In my Passover greeting this year I discussed the connection between counting and recounting. I wrote: “Like counting, storytelling involves placing things in sequence. Unlike counting, however, storytelling injects the sequence with meaning.”
When it comes to commemorating those murdered in the Holocaust, the numbers make it hard for us to find any kind of meaning. The numbers are inconceivable: 6 million Jews, 1.5 million children, 1.1 million at Auschwitz, and on and on. Astronomical numbers. We can barely imagine them, let alone make sense of them.
This problem has inspired all kinds of creative – and sometime controversial – attempts to represent through art the number of murdered. See for example these attempts to represent through buttons or soda-can ring-pulls the number of those killed in the Holocaust.
Personally, I prefer to reverse the direction of sense-making. Rather than trying to make the number of murdered more concrete, I seek meaning in the individual stories out of which the astronomical numbers are made. It is precisely in the small details of personal stories that I begin to grasp, and gradually digest the immensity of the disaster.

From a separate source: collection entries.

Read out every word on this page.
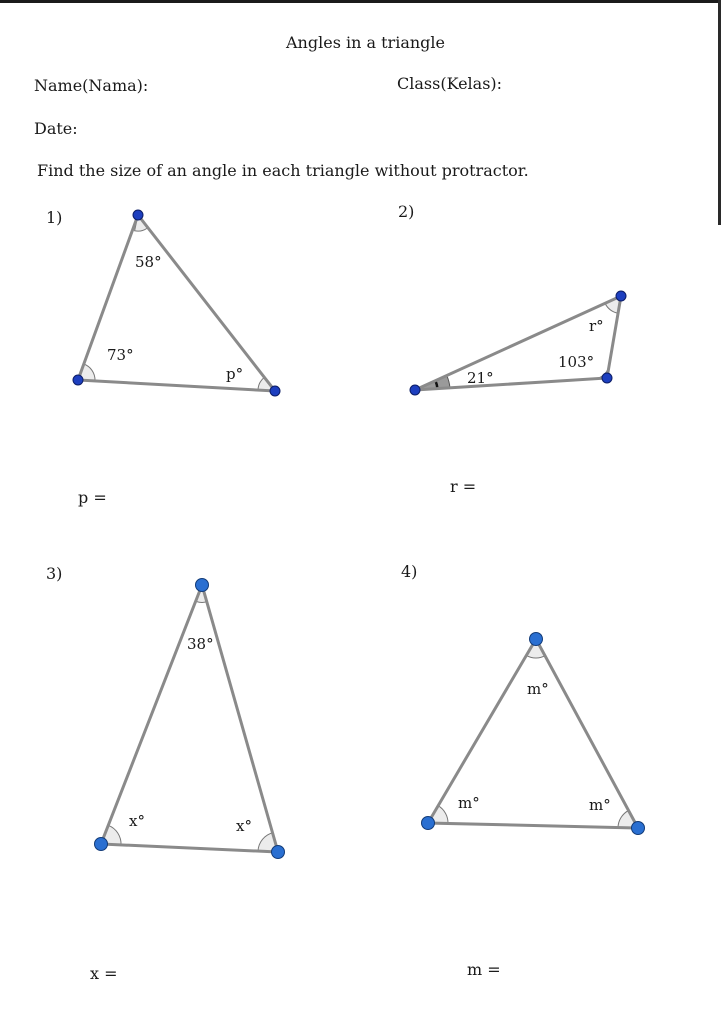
Angles in a triangle
Name(Nama):	Class(Kelas):
Date:
Find the size of an angle in each triangle without protractor.
1)	2)
3)	4)
p =
r =
x =	m =
58°
73°
p°	21°
r°
103°
38°
x°	x°
m°
m°	m°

This year, when the siren sounds on Holocaust Memorial Day, and I stand to attention, I will be focusing on the small numbers, without which I would not be here today: The number of kilometers between Antwerp and Dunkirk; the number of hours between my grandfather hearing that the Germans were advancing rapidly towards the coast and the departure of the last boat to Britain; the amount of cash in my grandfather’s pocket, which sufficed to convince the boat’s captain to take his young family aboard, even though it was by this time illegal to take on civilian passengers. All those small numbers, without which, my grandparents, and my uncle Joseph, would have been added to the numbers we struggle to conceive.